Éditions la Découverte, 240 pages, 20 euros.
Le dernier ouvrage de l’historien des idées François Cusset, publié à la Découverte, est des plus stimulants. Dans ce livre dense, l’auteur de French Theory et de la Décennie prend à revers une idée largement admise : celle d’un recul généralisé et graduel de la violence à l’échelle mondiale. « Voilà en tout cas deux évidences historiques à repenser, et à désoccidentaliser : l’idée que la violence dans son ensemble -aurait été endiguée avec succès -depuis l’époque des chevaliers ou celle de la première révolution industrielle ; et l’idée qu’après l’acmé des deux guerres mondiales on vivrait, bon an mal an, dans un monde moins dur. »
« Métamorphoses de la violence-monde »
Dans un premier temps, en dressant un tableau glaçant des phénomènes « modernes » de violences à l’échelle mondiale, l’auteur revient sur ce qu’il nomme « les métamorphoses de la violence-monde » : guerres, exodes, politiques sécuritaires, violences de genre et de sexe, écocide… Autant de phénomènes qui, loin d’être en recul, sont au contraire en plein développement, et qui n’ont rien d’accidentel mais font partie intégrante d’une « nouvelle brutalité systémique », également définie par les conséquences des politiques ultra-libérales : « La logique néo-libérale exerce en somme, à même le temps de chaque vie, une triple violence. Violence sur nous, par la contrainte des structures et l’arbitraire des pouvoirs. Violence entre nous, par la rivalité de principe entre les sujets économiques. Et violence en nous, par les ravages psychiques encore mal connus, et mal traités, de l’enfer invisible du travail ».
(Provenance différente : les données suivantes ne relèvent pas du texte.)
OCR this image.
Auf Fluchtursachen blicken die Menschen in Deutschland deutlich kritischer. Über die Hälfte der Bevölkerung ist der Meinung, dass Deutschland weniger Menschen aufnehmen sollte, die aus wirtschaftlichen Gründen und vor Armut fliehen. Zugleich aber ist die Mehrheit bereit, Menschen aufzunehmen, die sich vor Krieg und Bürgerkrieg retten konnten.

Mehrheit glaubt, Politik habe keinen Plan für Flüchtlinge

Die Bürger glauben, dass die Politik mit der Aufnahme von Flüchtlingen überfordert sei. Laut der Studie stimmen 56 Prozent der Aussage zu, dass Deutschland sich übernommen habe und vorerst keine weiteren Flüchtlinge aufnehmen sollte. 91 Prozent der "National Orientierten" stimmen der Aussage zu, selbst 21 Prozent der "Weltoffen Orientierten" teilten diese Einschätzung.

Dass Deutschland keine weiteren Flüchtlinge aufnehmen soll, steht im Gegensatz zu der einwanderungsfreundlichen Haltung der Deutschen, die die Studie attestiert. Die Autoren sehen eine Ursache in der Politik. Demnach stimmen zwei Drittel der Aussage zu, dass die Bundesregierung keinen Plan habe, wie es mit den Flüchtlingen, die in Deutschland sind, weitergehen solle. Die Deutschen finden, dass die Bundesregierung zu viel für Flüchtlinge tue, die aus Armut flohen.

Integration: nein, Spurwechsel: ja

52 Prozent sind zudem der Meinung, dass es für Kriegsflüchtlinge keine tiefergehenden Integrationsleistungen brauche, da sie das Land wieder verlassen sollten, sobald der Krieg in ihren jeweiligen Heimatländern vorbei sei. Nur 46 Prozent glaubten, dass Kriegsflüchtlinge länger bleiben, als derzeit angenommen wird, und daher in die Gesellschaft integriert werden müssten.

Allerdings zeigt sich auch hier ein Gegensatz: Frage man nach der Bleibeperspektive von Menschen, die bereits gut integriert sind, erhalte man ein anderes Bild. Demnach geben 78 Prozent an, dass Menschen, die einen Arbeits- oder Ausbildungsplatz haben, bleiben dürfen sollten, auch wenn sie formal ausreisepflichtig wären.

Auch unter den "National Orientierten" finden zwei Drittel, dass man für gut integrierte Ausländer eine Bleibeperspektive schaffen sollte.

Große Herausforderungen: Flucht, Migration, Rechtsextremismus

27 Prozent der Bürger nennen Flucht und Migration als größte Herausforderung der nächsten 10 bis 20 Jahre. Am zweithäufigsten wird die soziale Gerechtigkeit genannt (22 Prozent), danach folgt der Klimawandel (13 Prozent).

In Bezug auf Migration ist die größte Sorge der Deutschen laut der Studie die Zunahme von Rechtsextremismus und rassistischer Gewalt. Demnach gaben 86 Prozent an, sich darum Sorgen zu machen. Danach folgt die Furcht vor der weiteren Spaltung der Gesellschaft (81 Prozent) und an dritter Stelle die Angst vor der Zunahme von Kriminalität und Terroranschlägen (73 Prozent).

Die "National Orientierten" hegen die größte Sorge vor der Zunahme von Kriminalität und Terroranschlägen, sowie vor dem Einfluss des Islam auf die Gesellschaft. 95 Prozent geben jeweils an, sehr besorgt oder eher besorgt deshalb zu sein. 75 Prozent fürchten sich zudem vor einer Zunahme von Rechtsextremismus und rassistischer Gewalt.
« Indifférence à la violence de masse »
S’il est impossible de résumer ici l’ensemble des développements de l’ouvrage, on pourra souligner la richesse des questions posées, et des idées défendues par François Cusset, de la réflexion sur l’apparent paradoxe résidant dans le couple « hypersensibilité aux violences interpersonnelles » et « indifférence à la violence de masse » aux interrogations sur l’hypothèse d’un caractère émancipateur de la contre--violence, en passant par une nouvelle approche du rôle de l’État dans le système capitaliste mondialisé : « Le monopole de la violence légitime, qu’elle soit la violence fructueuse ou celle qu’on juge irréductible, n’appartient plus à l’État, ou plus seulement, mais désormais au capital et à sa domination systémique. L’État, pendant plus de trois siècles, a policé les sociétés ; il n’est plus dorénavant que chargé de la police, c’est le marché qui s’occupe de policer et civiliser les peuples. Et de les déciviliser. »
Violence psychique
Particulièrement stimulante enfin est la réflexion sur le caractère de plus en plus diffus et admis de la violence du système, notamment en ce qui concerne les violences psychiques, qui font partie intégrante des logiques de domination managériales, à l’image de la « team Macron » et de son projet de « start-up nation ». Dans une interview à Libération en avril dernier, François Cusset expliquait ainsi : « La violence psychique a toujours été indissociable de la violence physique. Ce qui me semble nouveau c’est qu’elle est désormais une condition explicite, légale, managériale, prévue et théorisée, du fonctionnement d’ensemble du système. Là où la violence psychique relevait de l’exception, elle est aujourd’hui l’ordinaire. » Une violence psychique qui n’a bien évidemment pas remplacé la violence physique, mais qui fait partie de cette « logique nouvelle de la violence » (c’est le sous-titre de l’ouvrage) dont une compréhension approfondie est indispensable pour quiconque lutte pour l’émancipation. Une compréhension à laquelle l’ouvrage de François Cusset contribue largement.